Камера моя была одиночной, но при желании в нее можно было посадить и второго человека. Освещалась она небольшим оконцем, вернее, просто отверстием размером с голову ребенка на уровне человеческого роста. Края этой дыры были сглажены и отполированы лицами узников, десятилетиями припадавших к ней в тоске по свободе и вольному ветру.

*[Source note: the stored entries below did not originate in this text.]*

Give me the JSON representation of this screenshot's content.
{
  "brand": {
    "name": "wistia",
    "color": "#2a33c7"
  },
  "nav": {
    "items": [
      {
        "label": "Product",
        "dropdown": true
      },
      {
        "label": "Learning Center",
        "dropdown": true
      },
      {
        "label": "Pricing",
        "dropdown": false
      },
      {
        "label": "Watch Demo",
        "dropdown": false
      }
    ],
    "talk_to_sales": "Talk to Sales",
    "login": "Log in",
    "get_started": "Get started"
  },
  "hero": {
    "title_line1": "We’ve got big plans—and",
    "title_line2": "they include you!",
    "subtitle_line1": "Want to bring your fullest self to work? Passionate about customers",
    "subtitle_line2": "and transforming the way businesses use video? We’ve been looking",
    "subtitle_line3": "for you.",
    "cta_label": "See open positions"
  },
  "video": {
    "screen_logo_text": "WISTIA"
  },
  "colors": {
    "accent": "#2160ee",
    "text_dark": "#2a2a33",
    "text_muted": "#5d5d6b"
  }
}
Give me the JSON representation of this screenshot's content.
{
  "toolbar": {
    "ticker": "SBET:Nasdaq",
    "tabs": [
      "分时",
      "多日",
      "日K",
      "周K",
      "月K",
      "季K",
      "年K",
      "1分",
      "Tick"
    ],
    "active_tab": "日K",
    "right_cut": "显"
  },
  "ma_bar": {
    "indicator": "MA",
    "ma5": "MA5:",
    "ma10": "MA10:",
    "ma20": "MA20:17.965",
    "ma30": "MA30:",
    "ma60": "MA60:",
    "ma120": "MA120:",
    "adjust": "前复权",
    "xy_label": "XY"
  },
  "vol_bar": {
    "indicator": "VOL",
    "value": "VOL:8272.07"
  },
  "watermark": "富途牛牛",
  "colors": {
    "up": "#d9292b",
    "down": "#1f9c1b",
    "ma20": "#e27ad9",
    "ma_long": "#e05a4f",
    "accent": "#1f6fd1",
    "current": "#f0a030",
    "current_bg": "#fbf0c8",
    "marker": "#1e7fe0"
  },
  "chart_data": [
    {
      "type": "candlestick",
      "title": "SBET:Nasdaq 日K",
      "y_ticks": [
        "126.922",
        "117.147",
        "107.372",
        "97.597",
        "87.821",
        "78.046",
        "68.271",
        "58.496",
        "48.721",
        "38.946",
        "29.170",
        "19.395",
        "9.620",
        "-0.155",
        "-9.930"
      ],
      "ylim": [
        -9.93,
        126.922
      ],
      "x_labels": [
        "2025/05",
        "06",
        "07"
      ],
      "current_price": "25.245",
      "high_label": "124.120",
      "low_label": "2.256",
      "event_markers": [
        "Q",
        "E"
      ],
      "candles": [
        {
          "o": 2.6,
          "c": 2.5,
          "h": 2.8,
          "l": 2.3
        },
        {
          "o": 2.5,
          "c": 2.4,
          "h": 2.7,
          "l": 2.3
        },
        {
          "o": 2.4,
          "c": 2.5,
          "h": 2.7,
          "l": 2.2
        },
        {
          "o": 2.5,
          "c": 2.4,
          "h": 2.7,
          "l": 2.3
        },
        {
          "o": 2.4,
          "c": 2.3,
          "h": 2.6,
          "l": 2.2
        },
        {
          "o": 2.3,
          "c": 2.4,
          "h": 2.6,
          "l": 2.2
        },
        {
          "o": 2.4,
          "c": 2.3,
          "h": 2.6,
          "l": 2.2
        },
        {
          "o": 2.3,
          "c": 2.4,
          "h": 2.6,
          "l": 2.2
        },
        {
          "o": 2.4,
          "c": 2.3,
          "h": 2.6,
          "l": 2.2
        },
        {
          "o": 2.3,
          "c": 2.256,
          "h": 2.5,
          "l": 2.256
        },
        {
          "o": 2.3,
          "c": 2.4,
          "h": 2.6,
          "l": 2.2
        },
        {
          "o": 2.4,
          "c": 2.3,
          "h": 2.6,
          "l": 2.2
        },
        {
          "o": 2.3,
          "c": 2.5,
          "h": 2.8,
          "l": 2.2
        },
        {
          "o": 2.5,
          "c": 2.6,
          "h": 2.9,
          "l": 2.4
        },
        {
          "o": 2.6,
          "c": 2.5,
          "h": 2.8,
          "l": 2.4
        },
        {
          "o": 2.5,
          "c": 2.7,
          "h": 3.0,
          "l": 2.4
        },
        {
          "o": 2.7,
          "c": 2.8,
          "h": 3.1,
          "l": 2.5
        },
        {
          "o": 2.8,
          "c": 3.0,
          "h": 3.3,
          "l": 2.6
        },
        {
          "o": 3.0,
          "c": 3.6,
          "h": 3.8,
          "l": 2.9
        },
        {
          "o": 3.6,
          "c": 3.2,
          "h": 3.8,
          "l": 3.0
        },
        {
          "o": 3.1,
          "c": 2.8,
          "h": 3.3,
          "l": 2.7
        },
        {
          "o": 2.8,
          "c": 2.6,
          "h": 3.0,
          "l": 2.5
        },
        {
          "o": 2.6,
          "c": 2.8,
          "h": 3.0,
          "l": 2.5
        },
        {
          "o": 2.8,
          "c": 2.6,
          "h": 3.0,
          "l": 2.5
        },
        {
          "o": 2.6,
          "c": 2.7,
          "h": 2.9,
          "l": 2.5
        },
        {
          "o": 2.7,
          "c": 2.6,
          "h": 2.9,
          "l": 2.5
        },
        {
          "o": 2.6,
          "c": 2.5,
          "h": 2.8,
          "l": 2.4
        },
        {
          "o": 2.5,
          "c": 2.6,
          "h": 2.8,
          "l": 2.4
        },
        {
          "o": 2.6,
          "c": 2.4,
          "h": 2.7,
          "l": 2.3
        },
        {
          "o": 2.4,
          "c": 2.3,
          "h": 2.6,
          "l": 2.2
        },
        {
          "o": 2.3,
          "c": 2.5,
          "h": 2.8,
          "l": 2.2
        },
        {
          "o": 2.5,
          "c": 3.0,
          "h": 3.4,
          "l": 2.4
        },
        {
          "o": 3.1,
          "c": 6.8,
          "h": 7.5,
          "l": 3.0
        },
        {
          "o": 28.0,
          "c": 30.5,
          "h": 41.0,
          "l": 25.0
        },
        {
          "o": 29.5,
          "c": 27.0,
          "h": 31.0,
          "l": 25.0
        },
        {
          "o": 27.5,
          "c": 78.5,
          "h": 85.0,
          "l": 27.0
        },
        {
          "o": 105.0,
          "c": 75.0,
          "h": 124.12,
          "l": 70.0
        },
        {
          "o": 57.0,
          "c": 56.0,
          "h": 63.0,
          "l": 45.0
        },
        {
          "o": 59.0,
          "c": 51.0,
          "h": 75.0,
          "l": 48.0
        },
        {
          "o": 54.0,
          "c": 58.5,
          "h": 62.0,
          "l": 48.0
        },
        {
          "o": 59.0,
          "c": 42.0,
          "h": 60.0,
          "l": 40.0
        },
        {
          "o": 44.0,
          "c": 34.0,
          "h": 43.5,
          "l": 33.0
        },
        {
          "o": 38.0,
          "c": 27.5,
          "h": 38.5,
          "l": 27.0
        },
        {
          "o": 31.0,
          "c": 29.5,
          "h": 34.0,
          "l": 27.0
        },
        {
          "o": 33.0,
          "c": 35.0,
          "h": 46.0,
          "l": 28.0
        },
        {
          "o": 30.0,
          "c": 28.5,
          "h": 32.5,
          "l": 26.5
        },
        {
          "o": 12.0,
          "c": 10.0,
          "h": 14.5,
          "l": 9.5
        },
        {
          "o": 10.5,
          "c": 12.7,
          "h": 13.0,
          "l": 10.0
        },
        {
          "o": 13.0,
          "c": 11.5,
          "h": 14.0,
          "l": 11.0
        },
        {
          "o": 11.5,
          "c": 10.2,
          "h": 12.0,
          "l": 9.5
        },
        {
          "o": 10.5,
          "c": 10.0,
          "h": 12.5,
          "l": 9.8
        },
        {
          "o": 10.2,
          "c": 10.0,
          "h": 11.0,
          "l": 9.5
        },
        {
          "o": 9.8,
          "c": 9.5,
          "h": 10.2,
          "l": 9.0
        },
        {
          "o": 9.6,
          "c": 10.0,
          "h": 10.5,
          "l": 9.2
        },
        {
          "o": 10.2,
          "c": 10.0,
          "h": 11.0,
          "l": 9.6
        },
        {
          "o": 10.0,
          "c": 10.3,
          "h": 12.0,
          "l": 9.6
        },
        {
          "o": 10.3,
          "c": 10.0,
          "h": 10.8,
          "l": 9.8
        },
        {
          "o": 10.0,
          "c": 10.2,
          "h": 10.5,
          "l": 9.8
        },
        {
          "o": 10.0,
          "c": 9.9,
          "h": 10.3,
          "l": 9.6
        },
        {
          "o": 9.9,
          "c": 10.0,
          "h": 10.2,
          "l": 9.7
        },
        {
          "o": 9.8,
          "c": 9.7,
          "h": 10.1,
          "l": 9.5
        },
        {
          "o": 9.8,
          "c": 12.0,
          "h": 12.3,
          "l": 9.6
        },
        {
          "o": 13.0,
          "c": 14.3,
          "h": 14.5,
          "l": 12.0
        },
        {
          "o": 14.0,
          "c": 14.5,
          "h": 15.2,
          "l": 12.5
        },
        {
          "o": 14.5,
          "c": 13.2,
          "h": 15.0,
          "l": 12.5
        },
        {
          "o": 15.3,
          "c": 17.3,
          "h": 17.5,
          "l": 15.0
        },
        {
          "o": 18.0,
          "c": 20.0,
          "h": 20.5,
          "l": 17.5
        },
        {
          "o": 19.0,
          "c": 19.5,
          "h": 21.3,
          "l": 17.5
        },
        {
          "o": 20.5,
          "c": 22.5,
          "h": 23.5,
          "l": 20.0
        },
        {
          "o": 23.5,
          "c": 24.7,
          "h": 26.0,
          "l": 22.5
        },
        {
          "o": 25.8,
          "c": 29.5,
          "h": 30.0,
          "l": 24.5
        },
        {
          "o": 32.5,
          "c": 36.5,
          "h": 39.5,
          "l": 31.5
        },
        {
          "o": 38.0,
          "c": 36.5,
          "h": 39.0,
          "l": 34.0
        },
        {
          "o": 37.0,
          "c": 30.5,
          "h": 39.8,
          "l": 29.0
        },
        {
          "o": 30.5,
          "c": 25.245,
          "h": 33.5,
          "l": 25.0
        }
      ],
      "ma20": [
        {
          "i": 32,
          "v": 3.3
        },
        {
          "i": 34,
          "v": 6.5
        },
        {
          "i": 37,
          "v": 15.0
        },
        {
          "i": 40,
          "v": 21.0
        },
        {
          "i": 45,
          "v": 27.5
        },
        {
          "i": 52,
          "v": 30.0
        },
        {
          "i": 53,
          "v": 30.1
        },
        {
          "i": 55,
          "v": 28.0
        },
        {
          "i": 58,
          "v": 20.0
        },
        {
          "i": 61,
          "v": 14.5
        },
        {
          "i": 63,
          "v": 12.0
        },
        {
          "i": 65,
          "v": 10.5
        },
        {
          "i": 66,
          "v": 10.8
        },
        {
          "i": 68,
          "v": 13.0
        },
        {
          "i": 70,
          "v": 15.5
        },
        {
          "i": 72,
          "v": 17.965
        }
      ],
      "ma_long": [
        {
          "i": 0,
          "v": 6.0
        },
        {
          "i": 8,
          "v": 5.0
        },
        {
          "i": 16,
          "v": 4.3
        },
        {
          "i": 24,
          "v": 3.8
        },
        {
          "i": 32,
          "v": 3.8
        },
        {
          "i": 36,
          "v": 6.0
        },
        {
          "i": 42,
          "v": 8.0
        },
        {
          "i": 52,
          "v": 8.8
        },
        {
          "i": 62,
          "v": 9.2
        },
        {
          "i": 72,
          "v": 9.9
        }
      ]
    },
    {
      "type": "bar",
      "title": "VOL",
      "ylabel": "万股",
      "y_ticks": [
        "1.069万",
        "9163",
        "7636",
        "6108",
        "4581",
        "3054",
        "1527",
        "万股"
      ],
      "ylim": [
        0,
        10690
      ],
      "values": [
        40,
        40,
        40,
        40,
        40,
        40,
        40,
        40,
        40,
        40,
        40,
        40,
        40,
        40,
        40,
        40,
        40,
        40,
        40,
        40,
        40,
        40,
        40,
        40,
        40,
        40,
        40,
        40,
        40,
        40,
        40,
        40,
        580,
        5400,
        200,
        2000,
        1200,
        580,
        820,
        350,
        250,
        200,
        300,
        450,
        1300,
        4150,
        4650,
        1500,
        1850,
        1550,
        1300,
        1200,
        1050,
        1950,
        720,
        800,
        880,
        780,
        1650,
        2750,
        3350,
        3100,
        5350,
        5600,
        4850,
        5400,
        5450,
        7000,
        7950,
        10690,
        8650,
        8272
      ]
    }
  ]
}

Вначале я вел счет дням и ночам, но потом сбился со счета, и число их перепуталось в моей памяти. Если бы стены камеры имели уши, сколько душераздирающих криков, заклинаний, проклятий, слов, рожденных бредом или страхом лишиться дара речи, — могли бы услышать они. Ни мулла, ни надзиратель, ни родственники, а только опять-таки эти глухие стены обречены были выслушивать предсмертный шепот умирающих, их заведомо невыполнимую последнюю волю.

Одна лишь радость: оконце с двумя вмятинами; по бокам вмятины образовались от ладоней арестантов, припадавших к холодной лунке в стене, чтобы взглянуть на солнце, ощутить его теплое прикосновение на бескровных губах и в пожизненной неторопливости процеживать свежий воздух через ослабевшие легкие.

А главное, чтобы впиваться глазами в пространство и, пока не заболят глаза, наблюдать за тем, что происходит вдали. Взгляд молодых людей на воле, как правило, не умеет сосредоточиться на предметах и явлениях; он словно скользит по поверхности всего, что попадает в поле его зрения. А здесь, в темнице, даже молодые заключенные обретали способность замечать и такую обыденную малость, как полет мотылька и рождение цветка в расщелине скалы. Я, как некогда и мои предшественники, коротал дни, прижимаясь лбом к верхнему краю незарешеченного оконца.

В погожую летнюю пору после полудня, когда солнце нависало над вершиной горы, в камеру сочувственно проникал его луч, подсвечивая один из булыжников в противоположной стене. И покуда луч не угасал, я, согреваясь, стоял перед ним, как перед струей теплого воздуха от огня. А потом я наблюдал закат. И мне казалось, что небо над горой — это место пиршества орла, который растерзал свою очередную жертву.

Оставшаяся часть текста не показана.